Mit einer feinen Glasnadel spritzte Luke Alphey vor etwa zehn Jahren ein Stück DNA in die Eier der Dengue-Mücke. Diese neue DNA führt zur unkontrollierten und tödlichen Produktion eines Proteins. Solange sich das Antibiotikum Tetrazyklin an das Erbmolekül heftet, ist es blockiert und die Mücke überlebt. Ihr bleibt gerade einmal genug Zeit, um sich mit ihren wilden Artgenossen zu paaren und das tödliche Gen an die Nachkommen weiterzugeben.

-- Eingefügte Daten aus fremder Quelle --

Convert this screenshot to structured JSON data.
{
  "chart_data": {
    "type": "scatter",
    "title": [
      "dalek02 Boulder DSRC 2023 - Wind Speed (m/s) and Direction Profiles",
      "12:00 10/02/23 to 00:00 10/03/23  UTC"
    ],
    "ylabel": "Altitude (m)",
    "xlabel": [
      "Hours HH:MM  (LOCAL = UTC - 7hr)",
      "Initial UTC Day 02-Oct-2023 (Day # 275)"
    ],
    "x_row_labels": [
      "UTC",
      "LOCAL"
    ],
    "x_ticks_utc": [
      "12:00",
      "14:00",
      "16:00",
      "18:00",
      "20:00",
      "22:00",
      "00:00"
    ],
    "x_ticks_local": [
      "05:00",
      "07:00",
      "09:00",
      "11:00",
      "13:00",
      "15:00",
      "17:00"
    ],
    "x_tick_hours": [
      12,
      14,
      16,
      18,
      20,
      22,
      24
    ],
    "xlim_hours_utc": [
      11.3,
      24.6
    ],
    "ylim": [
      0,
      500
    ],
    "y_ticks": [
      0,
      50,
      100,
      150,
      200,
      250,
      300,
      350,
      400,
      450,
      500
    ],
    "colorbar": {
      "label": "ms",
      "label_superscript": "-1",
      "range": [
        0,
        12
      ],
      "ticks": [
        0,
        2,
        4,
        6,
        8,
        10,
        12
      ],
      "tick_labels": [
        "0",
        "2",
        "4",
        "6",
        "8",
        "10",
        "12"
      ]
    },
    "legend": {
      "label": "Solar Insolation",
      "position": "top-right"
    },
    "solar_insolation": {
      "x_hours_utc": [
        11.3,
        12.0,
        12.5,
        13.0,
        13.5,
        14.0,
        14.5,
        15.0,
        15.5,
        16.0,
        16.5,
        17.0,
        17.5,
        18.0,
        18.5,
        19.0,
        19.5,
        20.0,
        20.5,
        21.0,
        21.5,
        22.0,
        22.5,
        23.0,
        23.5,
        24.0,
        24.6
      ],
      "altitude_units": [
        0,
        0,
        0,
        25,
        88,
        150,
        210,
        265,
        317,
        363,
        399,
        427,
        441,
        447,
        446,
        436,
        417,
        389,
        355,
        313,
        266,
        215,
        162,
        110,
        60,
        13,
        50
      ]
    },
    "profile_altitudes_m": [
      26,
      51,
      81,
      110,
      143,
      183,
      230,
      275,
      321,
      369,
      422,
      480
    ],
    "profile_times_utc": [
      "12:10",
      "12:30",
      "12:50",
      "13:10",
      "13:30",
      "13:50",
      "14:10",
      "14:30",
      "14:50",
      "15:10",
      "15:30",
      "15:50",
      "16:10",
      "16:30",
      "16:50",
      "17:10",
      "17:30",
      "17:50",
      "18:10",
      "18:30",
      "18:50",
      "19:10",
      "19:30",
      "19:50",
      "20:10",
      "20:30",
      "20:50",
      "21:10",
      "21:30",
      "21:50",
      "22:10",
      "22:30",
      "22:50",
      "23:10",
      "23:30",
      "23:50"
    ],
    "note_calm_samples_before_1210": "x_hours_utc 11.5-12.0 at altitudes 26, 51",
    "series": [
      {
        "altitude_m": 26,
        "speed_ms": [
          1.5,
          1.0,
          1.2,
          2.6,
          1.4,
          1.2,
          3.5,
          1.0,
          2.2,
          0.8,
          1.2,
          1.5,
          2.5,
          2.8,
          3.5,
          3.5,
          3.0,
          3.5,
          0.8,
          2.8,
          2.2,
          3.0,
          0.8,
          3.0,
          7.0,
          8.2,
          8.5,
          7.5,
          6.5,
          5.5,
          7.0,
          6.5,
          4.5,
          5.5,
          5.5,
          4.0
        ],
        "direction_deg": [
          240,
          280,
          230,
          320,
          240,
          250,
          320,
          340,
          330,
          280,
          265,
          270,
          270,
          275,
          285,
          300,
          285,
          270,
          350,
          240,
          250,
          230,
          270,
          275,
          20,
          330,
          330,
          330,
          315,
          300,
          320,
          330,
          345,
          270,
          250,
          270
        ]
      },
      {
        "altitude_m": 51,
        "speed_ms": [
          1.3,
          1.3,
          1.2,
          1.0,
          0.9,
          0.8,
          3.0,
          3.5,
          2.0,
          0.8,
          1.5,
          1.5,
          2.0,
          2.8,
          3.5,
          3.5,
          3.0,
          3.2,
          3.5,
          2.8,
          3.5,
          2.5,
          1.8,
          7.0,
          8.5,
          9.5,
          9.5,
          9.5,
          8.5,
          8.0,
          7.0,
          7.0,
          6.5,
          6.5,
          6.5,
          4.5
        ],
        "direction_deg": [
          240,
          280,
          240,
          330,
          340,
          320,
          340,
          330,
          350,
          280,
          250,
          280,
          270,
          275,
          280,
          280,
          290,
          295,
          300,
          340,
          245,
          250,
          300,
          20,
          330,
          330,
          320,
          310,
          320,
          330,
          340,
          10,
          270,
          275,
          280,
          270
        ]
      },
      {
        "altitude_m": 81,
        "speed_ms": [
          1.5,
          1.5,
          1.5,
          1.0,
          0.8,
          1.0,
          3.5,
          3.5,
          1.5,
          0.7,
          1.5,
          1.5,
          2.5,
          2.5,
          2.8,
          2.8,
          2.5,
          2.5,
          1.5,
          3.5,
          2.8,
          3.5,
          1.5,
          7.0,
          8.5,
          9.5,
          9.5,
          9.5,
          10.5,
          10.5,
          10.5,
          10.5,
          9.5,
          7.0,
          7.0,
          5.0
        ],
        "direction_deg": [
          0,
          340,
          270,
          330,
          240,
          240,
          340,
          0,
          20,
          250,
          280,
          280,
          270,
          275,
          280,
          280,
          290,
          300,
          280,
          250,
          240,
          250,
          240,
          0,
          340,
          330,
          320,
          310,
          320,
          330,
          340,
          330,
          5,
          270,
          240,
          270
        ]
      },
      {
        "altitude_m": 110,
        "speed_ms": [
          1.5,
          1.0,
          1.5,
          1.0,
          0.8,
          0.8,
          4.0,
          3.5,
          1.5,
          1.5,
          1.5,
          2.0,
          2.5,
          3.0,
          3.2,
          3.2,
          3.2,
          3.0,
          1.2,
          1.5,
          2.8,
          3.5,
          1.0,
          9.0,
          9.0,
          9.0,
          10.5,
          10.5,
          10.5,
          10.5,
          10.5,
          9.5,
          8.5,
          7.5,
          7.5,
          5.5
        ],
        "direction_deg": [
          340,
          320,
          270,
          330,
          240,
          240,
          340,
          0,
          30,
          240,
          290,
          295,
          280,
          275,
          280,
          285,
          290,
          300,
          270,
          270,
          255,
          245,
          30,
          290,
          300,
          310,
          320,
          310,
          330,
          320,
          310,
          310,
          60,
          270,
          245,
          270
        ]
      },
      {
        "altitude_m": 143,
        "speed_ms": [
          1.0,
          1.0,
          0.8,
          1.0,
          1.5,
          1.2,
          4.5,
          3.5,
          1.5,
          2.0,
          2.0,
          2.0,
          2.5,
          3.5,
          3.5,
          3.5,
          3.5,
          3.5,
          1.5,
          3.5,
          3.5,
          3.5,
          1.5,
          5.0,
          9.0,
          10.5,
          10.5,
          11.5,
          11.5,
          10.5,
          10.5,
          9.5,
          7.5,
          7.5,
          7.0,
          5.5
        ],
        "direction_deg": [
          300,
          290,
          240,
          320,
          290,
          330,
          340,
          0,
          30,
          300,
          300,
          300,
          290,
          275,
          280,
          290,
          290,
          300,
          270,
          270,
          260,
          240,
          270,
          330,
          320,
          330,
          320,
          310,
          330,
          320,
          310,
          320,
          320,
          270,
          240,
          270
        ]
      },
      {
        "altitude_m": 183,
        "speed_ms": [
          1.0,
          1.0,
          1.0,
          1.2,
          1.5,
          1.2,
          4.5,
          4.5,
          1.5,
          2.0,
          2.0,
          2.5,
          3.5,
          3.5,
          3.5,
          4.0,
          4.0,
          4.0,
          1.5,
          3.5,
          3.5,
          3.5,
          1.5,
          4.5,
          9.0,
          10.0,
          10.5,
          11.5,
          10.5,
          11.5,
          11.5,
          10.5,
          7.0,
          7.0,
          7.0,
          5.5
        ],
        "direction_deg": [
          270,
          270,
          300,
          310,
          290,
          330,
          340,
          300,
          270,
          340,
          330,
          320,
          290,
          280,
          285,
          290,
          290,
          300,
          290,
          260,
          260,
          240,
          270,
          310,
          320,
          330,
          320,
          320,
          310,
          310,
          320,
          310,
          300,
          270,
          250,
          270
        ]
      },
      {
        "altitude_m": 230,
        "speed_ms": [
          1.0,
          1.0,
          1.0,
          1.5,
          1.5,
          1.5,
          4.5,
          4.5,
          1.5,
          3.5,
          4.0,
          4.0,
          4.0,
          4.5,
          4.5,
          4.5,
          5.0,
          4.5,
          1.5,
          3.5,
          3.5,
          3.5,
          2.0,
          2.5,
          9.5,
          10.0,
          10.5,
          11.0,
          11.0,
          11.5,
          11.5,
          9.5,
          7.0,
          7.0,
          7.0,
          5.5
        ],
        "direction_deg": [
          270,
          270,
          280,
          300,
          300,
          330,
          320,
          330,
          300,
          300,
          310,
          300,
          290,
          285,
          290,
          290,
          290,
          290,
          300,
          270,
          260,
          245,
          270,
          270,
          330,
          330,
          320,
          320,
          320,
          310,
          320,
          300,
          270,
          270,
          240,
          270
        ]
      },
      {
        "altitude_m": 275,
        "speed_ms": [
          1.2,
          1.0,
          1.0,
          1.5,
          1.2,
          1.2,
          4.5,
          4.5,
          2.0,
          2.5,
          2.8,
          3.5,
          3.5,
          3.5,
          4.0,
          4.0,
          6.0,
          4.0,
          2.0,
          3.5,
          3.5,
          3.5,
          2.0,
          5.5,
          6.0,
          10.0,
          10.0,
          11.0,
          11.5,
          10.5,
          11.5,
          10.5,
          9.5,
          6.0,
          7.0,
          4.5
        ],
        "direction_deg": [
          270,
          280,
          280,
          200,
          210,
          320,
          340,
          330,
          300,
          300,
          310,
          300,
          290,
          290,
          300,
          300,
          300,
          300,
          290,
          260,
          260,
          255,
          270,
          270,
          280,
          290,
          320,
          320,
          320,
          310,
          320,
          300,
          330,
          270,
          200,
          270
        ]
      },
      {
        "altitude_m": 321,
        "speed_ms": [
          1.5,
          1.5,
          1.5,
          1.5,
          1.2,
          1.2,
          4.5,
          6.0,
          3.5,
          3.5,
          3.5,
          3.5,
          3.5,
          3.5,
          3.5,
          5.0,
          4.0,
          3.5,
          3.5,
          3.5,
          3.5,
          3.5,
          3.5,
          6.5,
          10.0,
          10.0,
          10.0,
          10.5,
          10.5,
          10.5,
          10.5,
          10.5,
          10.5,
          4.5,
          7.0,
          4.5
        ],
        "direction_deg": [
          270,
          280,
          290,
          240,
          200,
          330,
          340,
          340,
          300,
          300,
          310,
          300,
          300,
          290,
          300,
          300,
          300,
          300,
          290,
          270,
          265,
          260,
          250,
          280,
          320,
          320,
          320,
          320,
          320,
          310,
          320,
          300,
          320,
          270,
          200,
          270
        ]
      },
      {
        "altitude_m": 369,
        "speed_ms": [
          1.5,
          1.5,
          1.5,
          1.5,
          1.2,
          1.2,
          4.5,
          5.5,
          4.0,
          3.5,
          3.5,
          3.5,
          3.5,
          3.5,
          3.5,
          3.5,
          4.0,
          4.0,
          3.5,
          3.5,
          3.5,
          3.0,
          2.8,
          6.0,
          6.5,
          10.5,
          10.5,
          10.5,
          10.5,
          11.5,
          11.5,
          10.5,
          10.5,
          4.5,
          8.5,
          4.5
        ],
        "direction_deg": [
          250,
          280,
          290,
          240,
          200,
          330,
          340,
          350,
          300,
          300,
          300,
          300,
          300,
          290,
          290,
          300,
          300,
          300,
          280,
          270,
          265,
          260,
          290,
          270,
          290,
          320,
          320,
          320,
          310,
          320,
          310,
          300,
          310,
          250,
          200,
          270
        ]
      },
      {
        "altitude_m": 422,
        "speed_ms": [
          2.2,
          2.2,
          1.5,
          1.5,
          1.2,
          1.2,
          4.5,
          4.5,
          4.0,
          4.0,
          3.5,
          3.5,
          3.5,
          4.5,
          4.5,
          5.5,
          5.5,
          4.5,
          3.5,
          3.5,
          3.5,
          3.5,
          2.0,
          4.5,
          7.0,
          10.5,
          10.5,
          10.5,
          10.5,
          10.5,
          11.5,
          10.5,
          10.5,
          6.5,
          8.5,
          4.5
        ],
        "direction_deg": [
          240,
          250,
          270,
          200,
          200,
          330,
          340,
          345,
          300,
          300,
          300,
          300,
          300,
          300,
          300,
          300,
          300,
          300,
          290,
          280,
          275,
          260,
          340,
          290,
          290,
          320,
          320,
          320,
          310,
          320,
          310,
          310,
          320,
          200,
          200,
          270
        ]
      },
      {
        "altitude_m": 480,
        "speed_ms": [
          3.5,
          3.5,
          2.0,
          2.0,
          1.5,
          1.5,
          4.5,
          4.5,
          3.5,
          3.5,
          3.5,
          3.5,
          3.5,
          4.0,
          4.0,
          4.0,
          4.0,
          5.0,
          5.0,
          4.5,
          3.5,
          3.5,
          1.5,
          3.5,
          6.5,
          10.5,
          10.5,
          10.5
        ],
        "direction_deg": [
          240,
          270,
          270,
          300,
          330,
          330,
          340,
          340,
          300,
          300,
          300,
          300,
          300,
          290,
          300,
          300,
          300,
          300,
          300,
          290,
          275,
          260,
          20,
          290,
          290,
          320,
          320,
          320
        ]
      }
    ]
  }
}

"Der ganze Prozess war mühevoll und wenig effizient. Wir mussten in viele Ei-Embryonen DNA injizieren, bis einige Eier die DNA einbauten und wir sie ausbrüten konnten."

Nach der ersten Freisetzung auf den Kaiman-Inseln suchte die Firma Oxitec nach weiteren Ländern für ihre Experimente. Zuerst war Malaysia einverstanden, begrenzte allerdings Ende 2010 den Versuch auf wenige Tage. In Florida in den USA entschieden sich die Behörden gegen eine Freisetzung. Doch in Brasilien konnte es 2011 losgehen. Im heißen, trockenen Juazeiro.

Danilo Carvalho begleitet mich in eine Halle. Hier werden die Dosen mit den männlichen Mücken in Styroporkisten gestapelt. Die Kisten kommen auf die Ladefläche eines Pick-Ups, der draußen im Hof wartet. Ein Techniker wird mitfahren, wir steigen auf die Ladefläche. Im Schneckentempo rollt der Pickup durch die staubigen Straßen des Stadtteils Mandacarú. Der Techniker öffnet die Styroporschachtel einen Spalt. Zu viel Sonne macht die Mücken nervös, sagt er. Bevor er den Deckel der Dose abzieht, klopft er darauf, um die Tiere aufzuscheuchen. Dann kippt er die Mücken in die Luft. Es ist Mittag, die Straßen unbelebt. Vögel zwitschern, ab und zu bellt ein Hund.